The design does not dictate how you should distribute your strategies.
You have these choices
Allocate a single strategy to a single process
Allocate many strategies to a single process
There are different concerns as outlined in the following.
Since the design is single threaded: be mindful that each strategy can update fast enough so that the process doesn’t fall behind the streams of data arriving from the gateways. There metrics you can (and should) use to monitor any queuing behaviour.
You should choose a single strategy per process if you only have a small number of strategies and you want to achieve the absolute lowest latency. Each process should then be configured for busy polling and pin to a distinct CPU core.
Having a single process for many strategies may be perfectly fine if you don’t need very low latency. The easiest design is when the strategies are completely orthogonal on symbols.
CPU cores achieve cache coherence using something like the MOSI protocol. The shared memory queue between each gateway and connected clients use this to great effect: distribution happens automatically at the hardware level. However, the hardware relies on a bus to chat about the state of each cache line. This bus has finite capacity and we expect this to degrade with number of connected clients.
We only recommend a single strategy per process when the number of strategies are fairly small. There’s no easy answer to “what is fairly small?”. It depends on choice of CPU and possibly other factors.
Another concern is around cache thrashing. You are less likely to keep data in the L1/L2 caches when you run many strategies in a single process.
The gateways offer the following services
All of these are managed per connected “user” (= process for the purposes of this discussion). In other words, the gateways do not offer more granular protection if you decide to bundle many strategies in a single process.
The main concern is around routing order acks/updates and fills to the relevant strategy.
This is not a challenge if you have many strategies with no overlap on the traded symbols (completely orthogonal).
However, you must route the events to the right strategy if there is overlap.
You can sometimes use the
routing_id field to help you.
This does however rely on exchange support: the field is appended to a unique
client order ID generated by the gateway and must adhere to the rules of the
exchange (max length of client order ID and very often using a specific
Some exchanges, such as Coinbase PRO, only allows UUID’s for client order ID’s
and then the
routing_id is not supported.)
You have the option to auto-cancel working orders per account. This is a policy you can set when configuring the client (process).

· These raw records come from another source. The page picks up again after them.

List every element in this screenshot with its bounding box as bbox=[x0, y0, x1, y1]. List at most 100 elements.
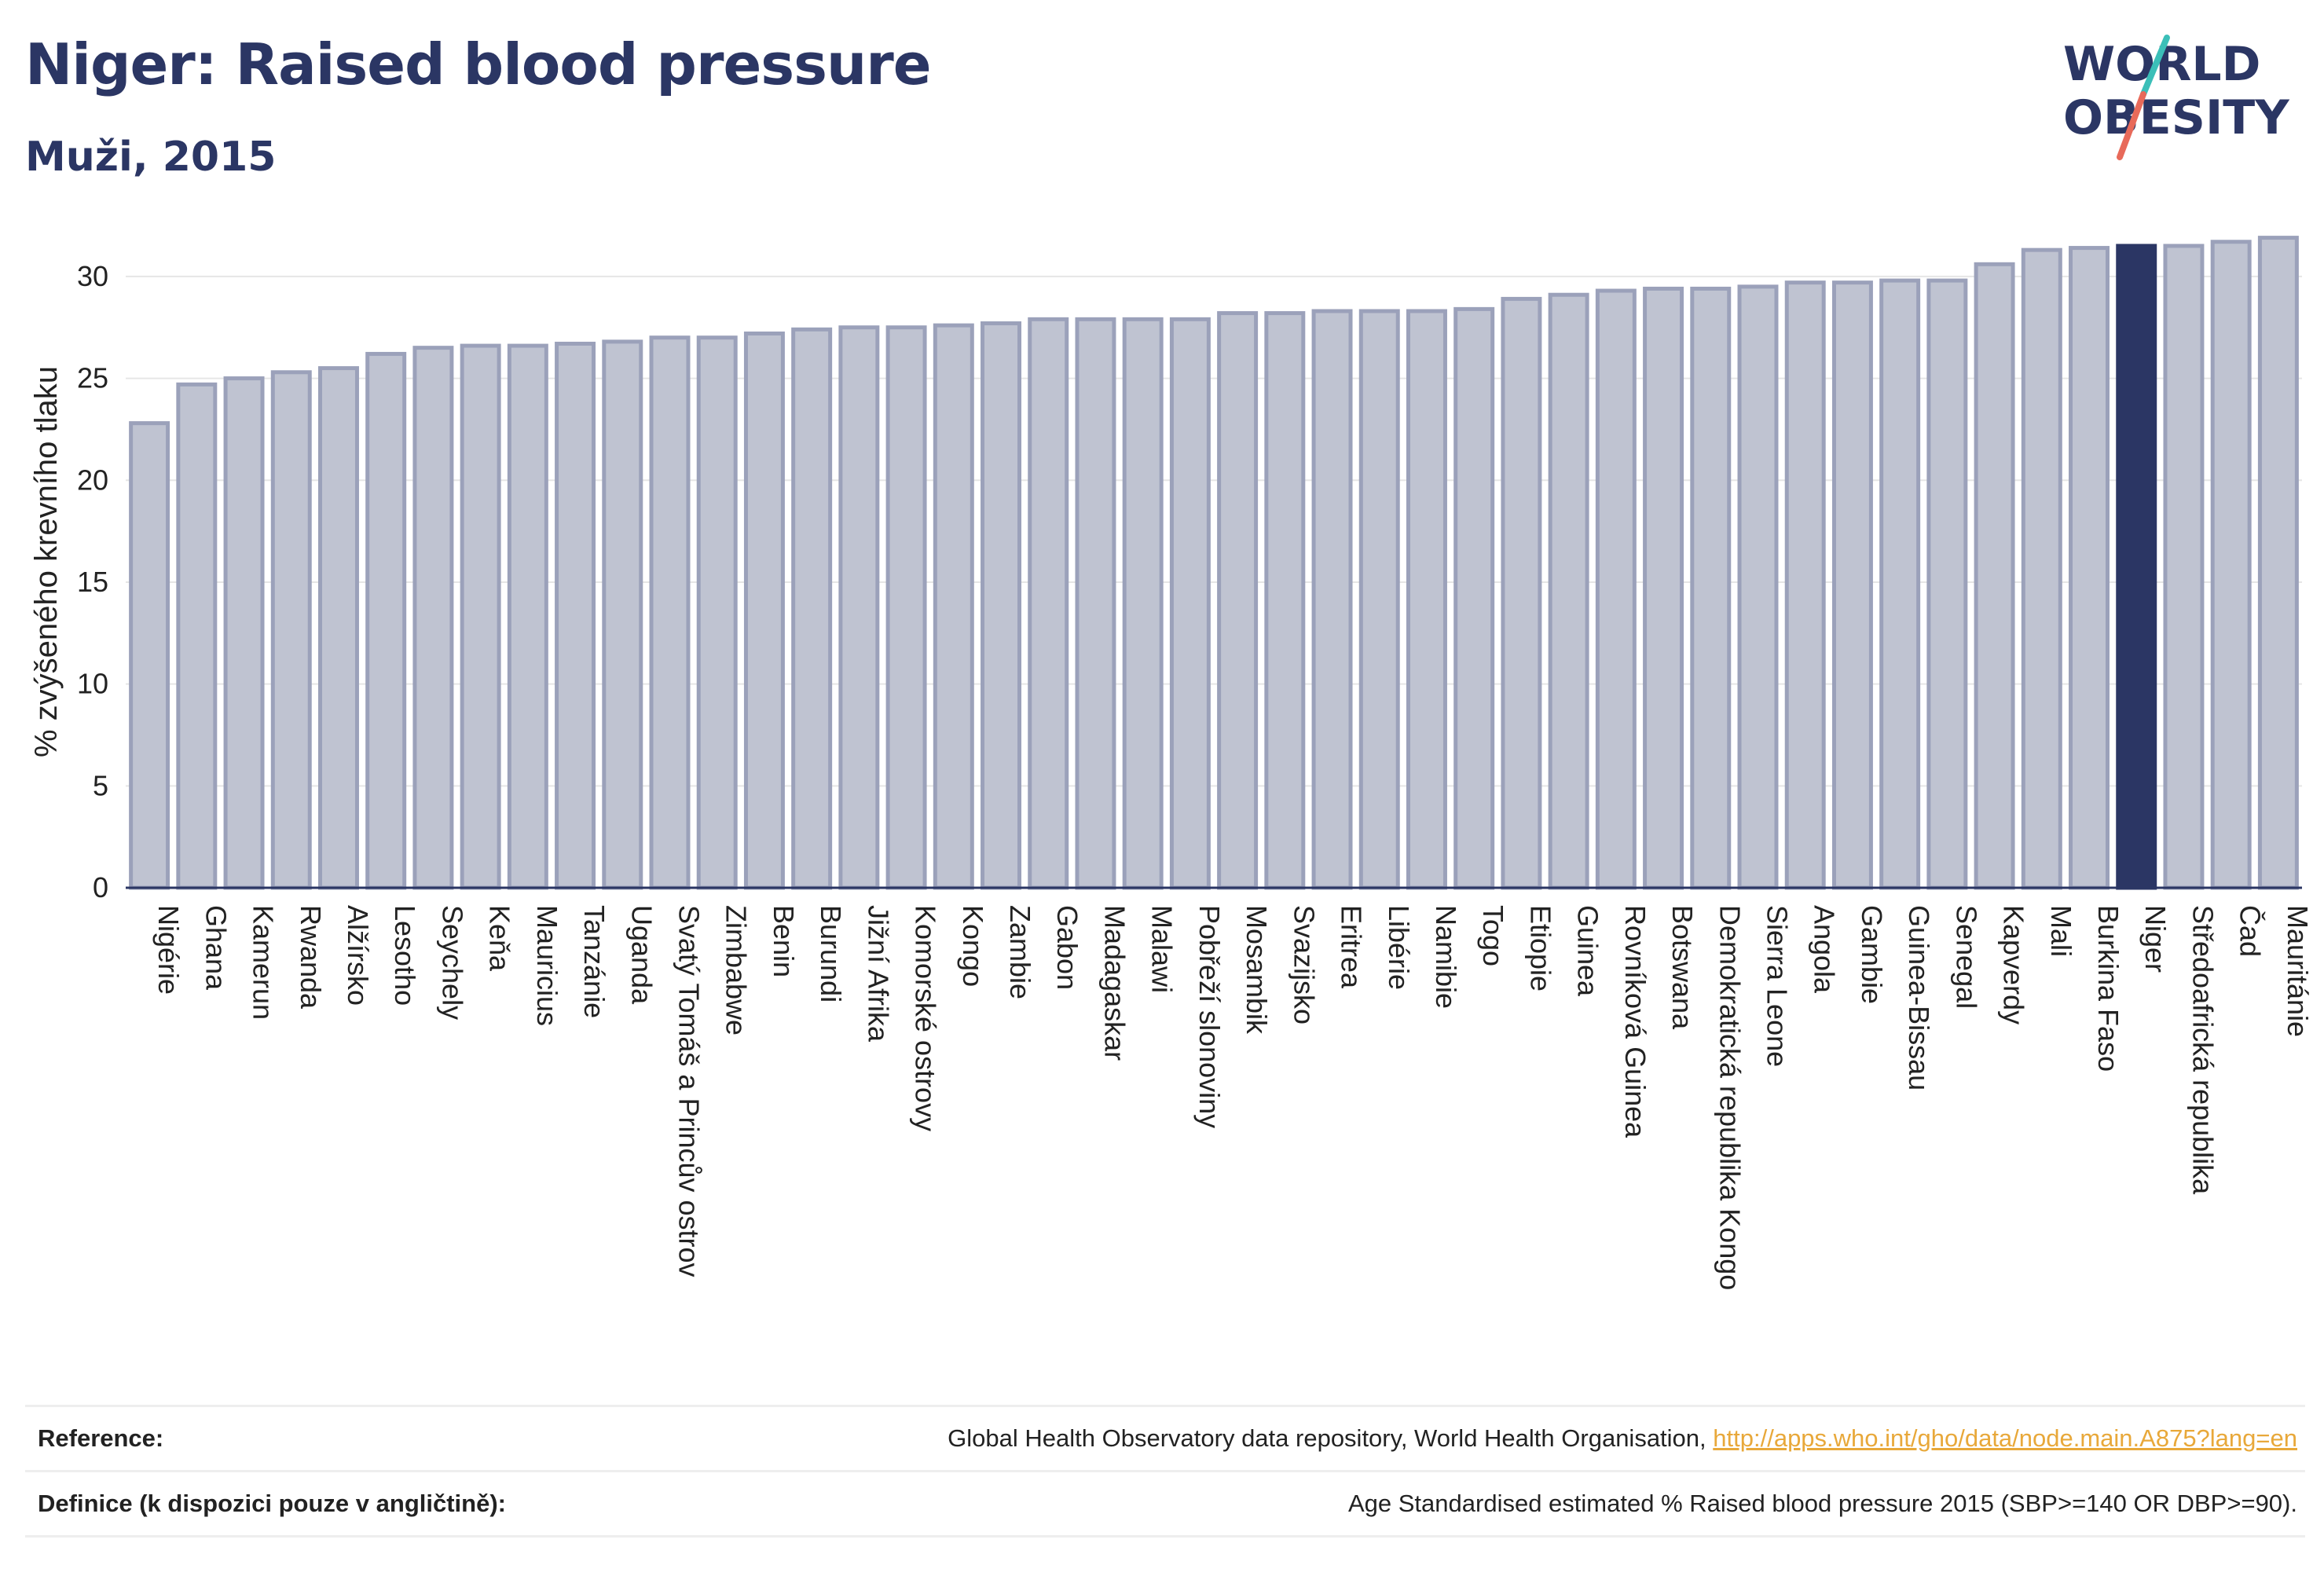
bar-28 bbox=[1453, 306, 1495, 890]
bar-22 bbox=[1169, 317, 1211, 890]
bar-29 bbox=[1501, 296, 1542, 890]
y-tick-labels: 0 5 10 15 20 25 30 bbox=[77, 260, 108, 903]
bar-20 bbox=[1075, 317, 1116, 890]
x-tick-label: Zimbabwe bbox=[720, 905, 753, 1035]
x-tick-label: Botswana bbox=[1666, 905, 1699, 1030]
x-tick-label: Guinea-Bissau bbox=[1903, 905, 1935, 1090]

Again, this is something that may or may not affect individual strategies when you bundle many strategies together.
In fact, it may even affect other clients (processes). This could manifest itself if you choose to auto-cancel by user instead of by account – sometimes this generates many requests to the exchange which will in turn affect the rate limiters for all connected users.
You probably want to split strategies on different processes if there is some probability that you may have to restart a single strategy during a trading session.
You would have to restart all strategies if you bundled many strategies in a single process and one strategy turned out to be misconfigured.
Sometimes you need processing which isn’t fast enough to keep up with the stream
of data arriving from the gateways.
This will often be some heavier model calibration.
We suggest that you separate this calculation on a separate process and make use
of the timer to initiate the computation step.
Between timer updates you will receive the events and you simply use those to
update some internal storage for current state or some history of what happened.
You can use the
CustomMetrics to push the calibrated model to other
consumers once the heavy computation completes.
An alternative design is to use a secondary thread to compute anything heavy.
This design relies on the
CustomMessage to share information to the
primary thread (the poll loop).
The threaded design is more complex because it relies on you deciding on some
codec (JSON, for example) to share data between the threads.
You must also decide on some method for copying data from the primary data
(could be a queue, a global object, etc.).
You might then be tempted to start using a mutex and then you do not have a
low latency design anymore.
We strongly recommend using a separate process and
then you automatically get the benefits of lock-free queues and a very fast
This is more of a warning to not enable high log verbosity without thinking about the physical constraints.
You may find that having many processes isn’t great when you also need higher log verbosity. This is because you often use the same service (filesystem, journald, …) which then becomes a contented resource.
Having fewer processes makes the logging resource less contented and you’re leveraging buffering to a higher degree.